1966 É fundada a revista Filme Cultura (originalmente Filme & Cultura). Ela será durante vinte anos o campo principal dos debates estéticos da geração dos anos 60. Aos poucos, foi-se tornando exclusivamente sobre cinema brasileiro. Inicialmente com intenções bimestrais, foi ao longo da década de 70 se assumindo como "devezenquandário".

1972 Torquato Neto, que em 1971 começa a assinar a coluna "Geléia Geral" no Última Hora, cede seu espaço a Ivan Cardoso para que publique "Mixagem Alta Não Salva Burrice", um manifesto contra os rumos do cinema novo, que se institucionalizava, e a favor de uma "estética marginal subdesenvolvida" só possível no cinema marginal.

1973 Paulo Emílio Sales Gomes publica no primeiro número de Argumento seu mais importante e deflagrador ensaio, Trajetória no Subdesenvolvimento, tentativa pioneira de analisar o cinema brasileiro como fenômeno que não escapa a uma tradição nacional coagulada no subdesenvolvimento e no atraso. A partir de 1978 o artigo foi diversas vezes republicado como livro, versão acrescida de mais duas partes.

1975 Nasce a revista Cine Olho, único periódico de relevo dedicado aos problemas estéticos suscitados pelo cinema marginal. Inicialmente surgida entre alunos da PUC-Rio com exemplares mimeografados, foi aos poucos agregando diversos nomes importantes de outros estados e assumindo mais cara de revista. Não chegou, entretanto, a dez números. Acabou em 1980.
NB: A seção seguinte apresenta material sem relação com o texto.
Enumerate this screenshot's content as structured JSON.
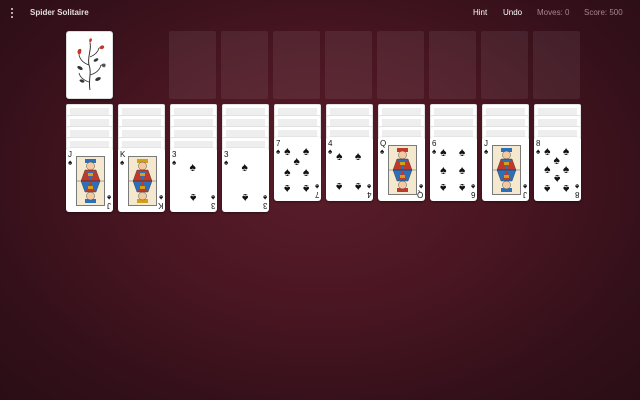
{
  "app": {
    "title": "Spider Solitaire"
  },
  "toolbar": {
    "hint_label": "Hint",
    "undo_label": "Undo",
    "moves_text": "Moves: 0",
    "score_text": "Score: 500"
  },
  "colors": {
    "background": "#4a1622",
    "card": "#ffffff",
    "suit": "#111111"
  },
  "stock": {
    "icon": "decorative-floral-card-back"
  },
  "foundations": 8,
  "columns": [
    {
      "hidden": 4,
      "card": {
        "rank": "J",
        "suit": "♠"
      }
    },
    {
      "hidden": 4,
      "card": {
        "rank": "K",
        "suit": "♠"
      }
    },
    {
      "hidden": 4,
      "card": {
        "rank": "3",
        "suit": "♠"
      }
    },
    {
      "hidden": 4,
      "card": {
        "rank": "3",
        "suit": "♠"
      }
    },
    {
      "hidden": 3,
      "card": {
        "rank": "7",
        "suit": "♠"
      }
    },
    {
      "hidden": 3,
      "card": {
        "rank": "4",
        "suit": "♠"
      }
    },
    {
      "hidden": 3,
      "card": {
        "rank": "Q",
        "suit": "♠"
      }
    },
    {
      "hidden": 3,
      "card": {
        "rank": "6",
        "suit": "♠"
      }
    },
    {
      "hidden": 3,
      "card": {
        "rank": "J",
        "suit": "♠"
      }
    },
    {
      "hidden": 3,
      "card": {
        "rank": "8",
        "suit": "♠"
      }
    }
  ]
}
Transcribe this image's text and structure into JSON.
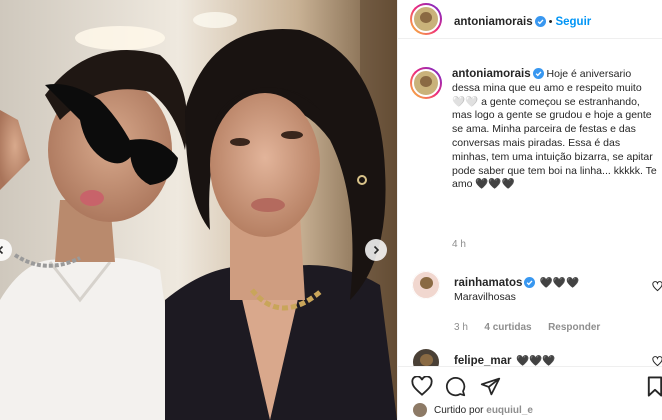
{
  "header": {
    "username": "antoniamorais",
    "separator": "•",
    "follow_label": "Seguir"
  },
  "caption": {
    "username": "antoniamorais",
    "text": "Hoje é aniversario dessa mina que eu amo e respeito muito 🤍🤍 a gente começou se estranhando, mas logo a gente se grudou e hoje a gente se ama. Minha parceira de festas e das conversas mais piradas. Essa é das minhas, tem uma intuição bizarra, se apitar pode saber que tem boi na linha... kkkkk. Te amo 🖤🖤🖤",
    "time": "4 h"
  },
  "comments": [
    {
      "username": "rainhamatos",
      "emoji": "🖤🖤🖤",
      "text": "Maravilhosas",
      "time": "3 h",
      "likes": "4 curtidas",
      "reply": "Responder"
    },
    {
      "username": "felipe_mar",
      "emoji": "🖤🖤🖤"
    }
  ],
  "footer": {
    "liked_prefix": "Curtido",
    "liked_by": "por",
    "liked_user": "euquiul_e"
  },
  "icons": {
    "verified": "verified-badge-icon",
    "heart": "heart-icon",
    "comment": "comment-icon",
    "share": "share-icon",
    "bookmark": "bookmark-icon",
    "more": "more-options-icon",
    "next": "chevron-right-icon",
    "prev": "chevron-left-icon"
  },
  "colors": {
    "follow_blue": "#0095f6",
    "verified_blue": "#3897f0",
    "muted": "#8e8e8e",
    "text": "#262626"
  }
}
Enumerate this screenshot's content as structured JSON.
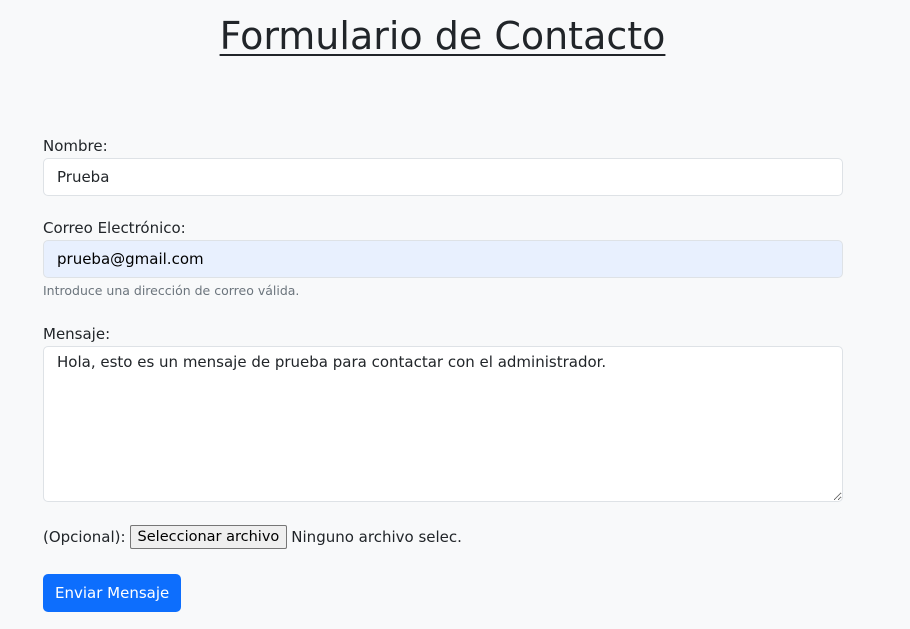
{
  "title": "Formulario de Contacto",
  "name": {
    "label": "Nombre:",
    "value": "Prueba"
  },
  "email": {
    "label": "Correo Electrónico:",
    "value": "prueba@gmail.com",
    "help": "Introduce una dirección de correo válida."
  },
  "message": {
    "label": "Mensaje:",
    "value": "Hola, esto es un mensaje de prueba para contactar con el administrador."
  },
  "file": {
    "label": "(Opcional):",
    "button": "Seleccionar archivo",
    "status": "Ninguno archivo selec."
  },
  "submit": "Enviar Mensaje"
}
1983 O "Folhetim" da Folha de São Paulo, principal suplemento cultural na grande imprensa dos anos 80, incorpora a área de cinema como área de reflexão. Marcou sua época por tentar atualizar o debate sobre reflexão e realização cinematográficas. Traduziu mainfestos, serviu de palco para intervenções de diretores e publicou edições especiais, entre outros, sobre Limite, Godard, Eisenstein e Wim Wenders.

1986 Os jornais vêem mais e mais ser diminuído o espaço destinado à crítica de cinema. No Rio, o jornalista Rogério Durst desenvolve um estilo que fará escola até hoje: poucas ambições críticas, escrita descontraída, texto curtíssimo, preferência acima de tudo pelo entretenimento.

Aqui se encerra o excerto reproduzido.